Emil Frey craint un blocage du marché VN début 2021

"Si on ne nourrit pas les usines avec des commandes de véhicules, on risque de pénaliser la production" et "bloquer le marché", explique à l'AFP Hervé Miralles, président du groupe Emil Frey France (ex-PGA Motors), le premier groupe de l'Hexagone avec 250 concessionnaires, 25 marques et le site Autosphere.

QUESTION: Comment se portent les concessions avec ce deuxième confinement?

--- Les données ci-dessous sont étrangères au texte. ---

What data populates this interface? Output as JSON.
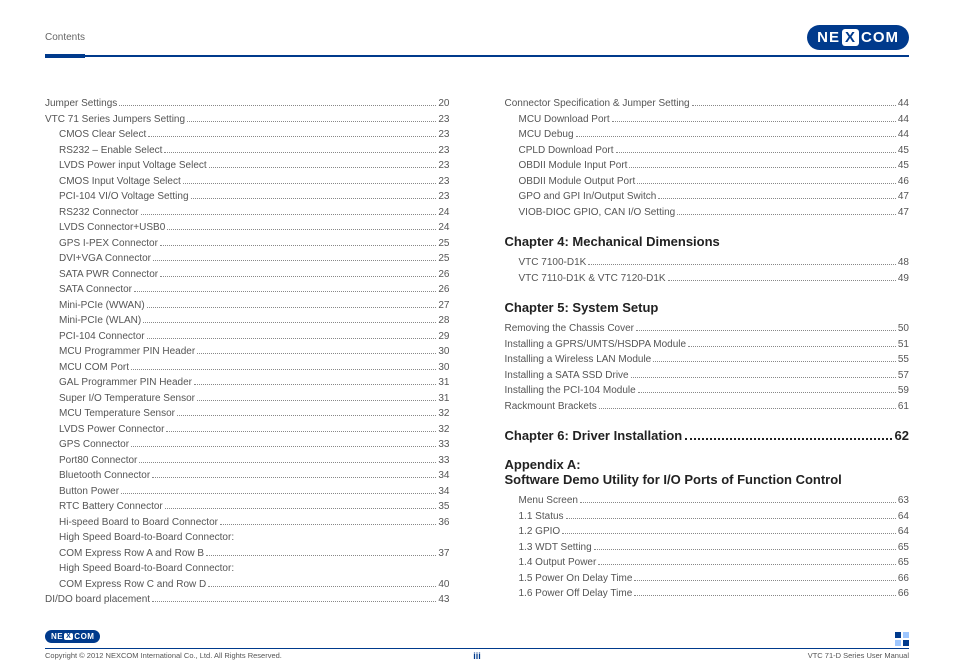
{
  "header": {
    "section_label": "Contents",
    "brand_pre": "NE",
    "brand_mid": "X",
    "brand_post": "COM"
  },
  "left": {
    "items": [
      {
        "indent": 0,
        "label": "Jumper Settings",
        "pg": "20"
      },
      {
        "indent": 0,
        "label": "VTC 71 Series Jumpers Setting",
        "pg": "23"
      },
      {
        "indent": 1,
        "label": "CMOS Clear Select",
        "pg": "23"
      },
      {
        "indent": 1,
        "label": "RS232 – Enable Select",
        "pg": "23"
      },
      {
        "indent": 1,
        "label": "LVDS Power input Voltage Select",
        "pg": "23"
      },
      {
        "indent": 1,
        "label": "CMOS Input Voltage Select",
        "pg": "23"
      },
      {
        "indent": 1,
        "label": "PCI-104 VI/O Voltage Setting",
        "pg": "23"
      },
      {
        "indent": 1,
        "label": "RS232 Connector",
        "pg": "24"
      },
      {
        "indent": 1,
        "label": "LVDS Connector+USB0",
        "pg": "24"
      },
      {
        "indent": 1,
        "label": "GPS I-PEX Connector",
        "pg": "25"
      },
      {
        "indent": 1,
        "label": "DVI+VGA  Connector",
        "pg": "25"
      },
      {
        "indent": 1,
        "label": "SATA PWR Connector",
        "pg": "26"
      },
      {
        "indent": 1,
        "label": "SATA Connector",
        "pg": "26"
      },
      {
        "indent": 1,
        "label": "Mini-PCIe (WWAN)",
        "pg": "27"
      },
      {
        "indent": 1,
        "label": "Mini-PCIe (WLAN)",
        "pg": "28"
      },
      {
        "indent": 1,
        "label": "PCI-104 Connector",
        "pg": "29"
      },
      {
        "indent": 1,
        "label": "MCU Programmer PIN Header",
        "pg": "30"
      },
      {
        "indent": 1,
        "label": "MCU COM Port",
        "pg": "30"
      },
      {
        "indent": 1,
        "label": "GAL Programmer PIN Header",
        "pg": "31"
      },
      {
        "indent": 1,
        "label": "Super I/O Temperature Sensor",
        "pg": "31"
      },
      {
        "indent": 1,
        "label": "MCU Temperature Sensor",
        "pg": "32"
      },
      {
        "indent": 1,
        "label": "LVDS Power Connector",
        "pg": "32"
      },
      {
        "indent": 1,
        "label": "GPS Connector",
        "pg": "33"
      },
      {
        "indent": 1,
        "label": "Port80 Connector",
        "pg": "33"
      },
      {
        "indent": 1,
        "label": "Bluetooth Connector",
        "pg": "34"
      },
      {
        "indent": 1,
        "label": "Button Power",
        "pg": "34"
      },
      {
        "indent": 1,
        "label": "RTC Battery Connector",
        "pg": "35"
      },
      {
        "indent": 1,
        "label": "Hi-speed Board to Board Connector",
        "pg": "36"
      },
      {
        "indent": 1,
        "label": "High Speed Board-to-Board Connector:"
      },
      {
        "indent": 1,
        "label": "COM Express Row A and Row B",
        "pg": "37"
      },
      {
        "indent": 1,
        "label": "High Speed Board-to-Board Connector:"
      },
      {
        "indent": 1,
        "label": "COM Express Row C and Row D",
        "pg": "40"
      },
      {
        "indent": 0,
        "label": "DI/DO board placement",
        "pg": "43"
      }
    ]
  },
  "right": {
    "group1": {
      "items": [
        {
          "indent": 0,
          "label": "Connector Specification & Jumper Setting",
          "pg": "44"
        },
        {
          "indent": 1,
          "label": "MCU Download Port",
          "pg": "44"
        },
        {
          "indent": 1,
          "label": "MCU Debug",
          "pg": "44"
        },
        {
          "indent": 1,
          "label": "CPLD Download Port",
          "pg": "45"
        },
        {
          "indent": 1,
          "label": "OBDII Module Input Port",
          "pg": "45"
        },
        {
          "indent": 1,
          "label": "OBDII Module Output Port",
          "pg": "46"
        },
        {
          "indent": 1,
          "label": "GPO and GPI In/Output Switch",
          "pg": "47"
        },
        {
          "indent": 1,
          "label": "VIOB-DIOC GPIO, CAN I/O Setting",
          "pg": "47"
        }
      ]
    },
    "chapter4": {
      "title": "Chapter 4: Mechanical Dimensions",
      "items": [
        {
          "indent": 1,
          "label": "VTC 7100-D1K",
          "pg": "48"
        },
        {
          "indent": 1,
          "label": "VTC 7110-D1K & VTC 7120-D1K",
          "pg": "49"
        }
      ]
    },
    "chapter5": {
      "title": "Chapter 5: System Setup",
      "items": [
        {
          "indent": 0,
          "label": "Removing the Chassis Cover",
          "pg": "50"
        },
        {
          "indent": 0,
          "label": "Installing a GPRS/UMTS/HSDPA Module",
          "pg": "51"
        },
        {
          "indent": 0,
          "label": "Installing a Wireless LAN Module",
          "pg": "55"
        },
        {
          "indent": 0,
          "label": "Installing a SATA SSD Drive",
          "pg": "57"
        },
        {
          "indent": 0,
          "label": "Installing the PCI-104 Module",
          "pg": "59"
        },
        {
          "indent": 0,
          "label": "Rackmount Brackets",
          "pg": "61"
        }
      ]
    },
    "chapter6": {
      "title": "Chapter 6: Driver Installation",
      "pg": "62"
    },
    "appendixA": {
      "title_line1": "Appendix A:",
      "title_line2": "Software Demo Utility for I/O Ports of Function Control",
      "items": [
        {
          "indent": 1,
          "label": "Menu Screen",
          "pg": "63"
        },
        {
          "indent": 1,
          "label": "1.1  Status",
          "pg": "64"
        },
        {
          "indent": 1,
          "label": "1.2  GPIO",
          "pg": "64"
        },
        {
          "indent": 1,
          "label": "1.3  WDT Setting",
          "pg": "65"
        },
        {
          "indent": 1,
          "label": "1.4  Output Power",
          "pg": "65"
        },
        {
          "indent": 1,
          "label": "1.5  Power On Delay Time",
          "pg": "66"
        },
        {
          "indent": 1,
          "label": "1.6  Power Off Delay Time",
          "pg": "66"
        }
      ]
    }
  },
  "footer": {
    "copyright": "Copyright © 2012 NEXCOM International Co., Ltd. All Rights Reserved.",
    "page_number": "iii",
    "manual": "VTC 71-D Series User Manual"
  }
}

REPONSE: "On avait réussi cet été à récupérer ce qu'on avait perdu lors du premier confinement, même si l'on était loin de nos objectifs initiaux. Là, l'activité est disparate: des zones sont plus touchées que d'autres, notamment les grandes métropoles. Les rendez-vous d'après-vente y baissent fortement.

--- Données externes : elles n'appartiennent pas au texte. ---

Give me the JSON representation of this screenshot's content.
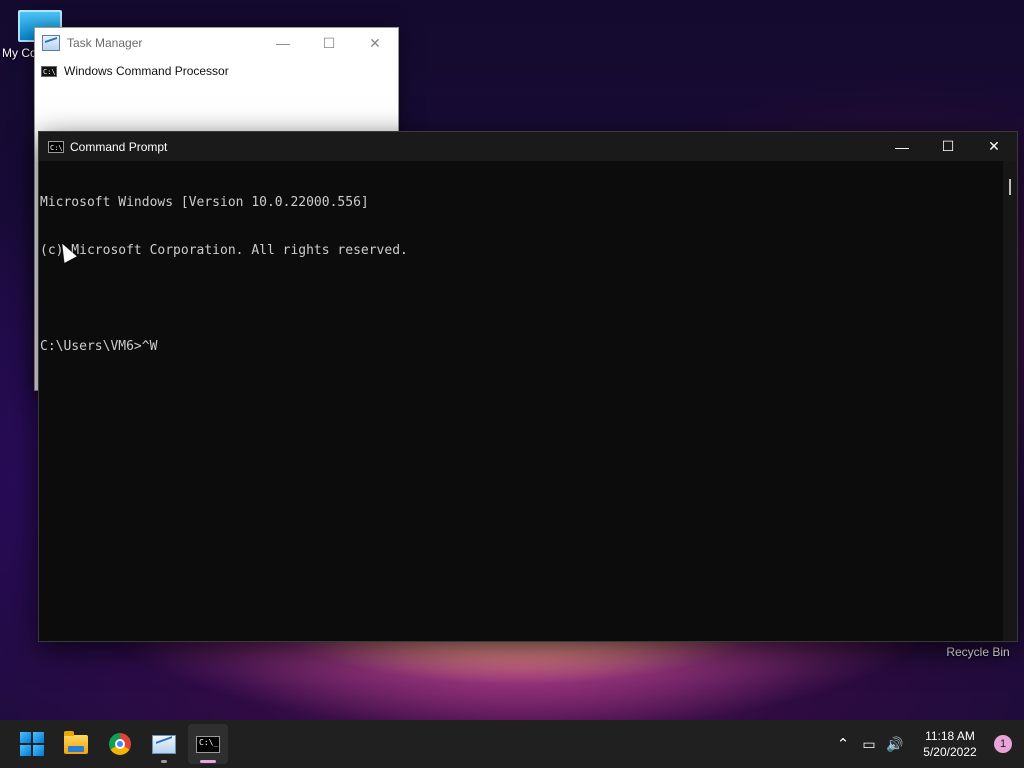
{
  "desktop": {
    "icons": [
      {
        "label": "My Co"
      },
      {
        "label": "Recycle Bin"
      }
    ]
  },
  "task_manager": {
    "title": "Task Manager",
    "minimize": "—",
    "maximize": "☐",
    "close": "✕",
    "process_icon_text": "C:\\",
    "process_name": "Windows Command Processor"
  },
  "command_prompt": {
    "title": "Command Prompt",
    "icon_text": "C:\\",
    "minimize": "—",
    "maximize": "☐",
    "close": "✕",
    "lines": [
      "Microsoft Windows [Version 10.0.22000.556]",
      "(c) Microsoft Corporation. All rights reserved.",
      "",
      "C:\\Users\\VM6>^W"
    ]
  },
  "taskbar": {
    "cmd_icon_text": "C:\\_",
    "tray": {
      "chevron": "⌃",
      "network": "▭",
      "volume": "🔊",
      "time": "11:18 AM",
      "date": "5/20/2022",
      "notifications": "1"
    }
  }
}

Pour les véhicules neufs, l'effondrement est total, à -70%. Les clients ne viennent que chercher les véhicules déjà commandés. Côté occasions, les clients sont là, sur notre site Autosphere, ils se renseignent mais ne vont pas jusqu'à l'acte d'achat. On va essayer de profiter de ça au déconfinement pour relancer la machine. Si on équilibre avec l'après-vente, on sera à -50% ou -60%.

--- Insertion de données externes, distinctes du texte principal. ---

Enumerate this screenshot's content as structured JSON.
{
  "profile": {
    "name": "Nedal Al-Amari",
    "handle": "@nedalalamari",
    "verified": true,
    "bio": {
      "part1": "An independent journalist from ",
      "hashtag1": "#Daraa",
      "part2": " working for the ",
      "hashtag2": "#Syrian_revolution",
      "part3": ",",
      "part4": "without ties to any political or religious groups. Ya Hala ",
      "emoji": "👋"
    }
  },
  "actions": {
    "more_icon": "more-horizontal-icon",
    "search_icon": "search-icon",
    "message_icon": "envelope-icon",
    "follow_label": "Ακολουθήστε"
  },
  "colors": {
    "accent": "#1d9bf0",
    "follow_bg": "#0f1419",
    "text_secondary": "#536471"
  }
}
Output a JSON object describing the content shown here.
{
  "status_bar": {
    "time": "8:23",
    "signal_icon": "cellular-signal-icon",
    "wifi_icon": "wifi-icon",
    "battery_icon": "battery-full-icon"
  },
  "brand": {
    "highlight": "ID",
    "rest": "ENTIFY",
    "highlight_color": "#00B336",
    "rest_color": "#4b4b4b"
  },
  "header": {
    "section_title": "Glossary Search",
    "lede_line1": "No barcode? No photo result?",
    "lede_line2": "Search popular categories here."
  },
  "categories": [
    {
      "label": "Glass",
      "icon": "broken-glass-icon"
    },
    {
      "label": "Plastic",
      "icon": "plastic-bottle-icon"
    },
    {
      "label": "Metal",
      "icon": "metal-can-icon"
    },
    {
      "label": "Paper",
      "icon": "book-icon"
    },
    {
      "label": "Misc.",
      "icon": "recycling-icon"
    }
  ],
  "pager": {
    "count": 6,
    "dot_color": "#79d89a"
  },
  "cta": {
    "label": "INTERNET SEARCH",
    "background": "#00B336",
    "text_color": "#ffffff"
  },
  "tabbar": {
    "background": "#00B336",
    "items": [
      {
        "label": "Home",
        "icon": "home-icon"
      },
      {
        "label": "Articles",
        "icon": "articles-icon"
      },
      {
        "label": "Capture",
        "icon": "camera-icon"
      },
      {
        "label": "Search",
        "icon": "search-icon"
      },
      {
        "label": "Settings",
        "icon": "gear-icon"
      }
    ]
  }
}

Ce sont des chocs extrêmement violents. Si on ne nourrit pas les usines avec des commandes de véhicules, on risque de pénaliser la production, bloquer le marché, et d'hypothéquer une partie du business du premier trimestre 2021.

 

QUESTION: La vente en ligne s'est-elle développée avec cette crise?

REPONSE: Internet nous permet surtout de développer nos ventes en +web to store+: le client se renseigne sur internet et quand il arrive en point de vente, l'acte se concentre plus sur la découverte du produit et des questions plus techniques.

On fait aussi du +full web+ depuis deux ans, avec de la vente d'occasions et maintenant de voitures neuves sur Autosphere. Ca reste une part très marginale du marché. Une voiture, c'est 15.000 ou 20.000 euros, on a besoin de se rassurer, de voir le bien.

Cette partie en ligne va augmenter, mais on en a pour des années avant que ça ne devienne le mode de distribution majoritaire. En tant que distributeur, on doit être présent pour capter le client et ne pas le laisser s'échapper vers des concurrents qui s'insèrent dans la chaîne de valeur de la vente automobile, sans en supporter les contraintes économiques. Celui qui porte le stock, c'est le concessionnaire!

 

QUESTION: Pensez-vous à réduire certains coûts pour traverser la crise? Comment va se transformer le réseau de concessionnaires?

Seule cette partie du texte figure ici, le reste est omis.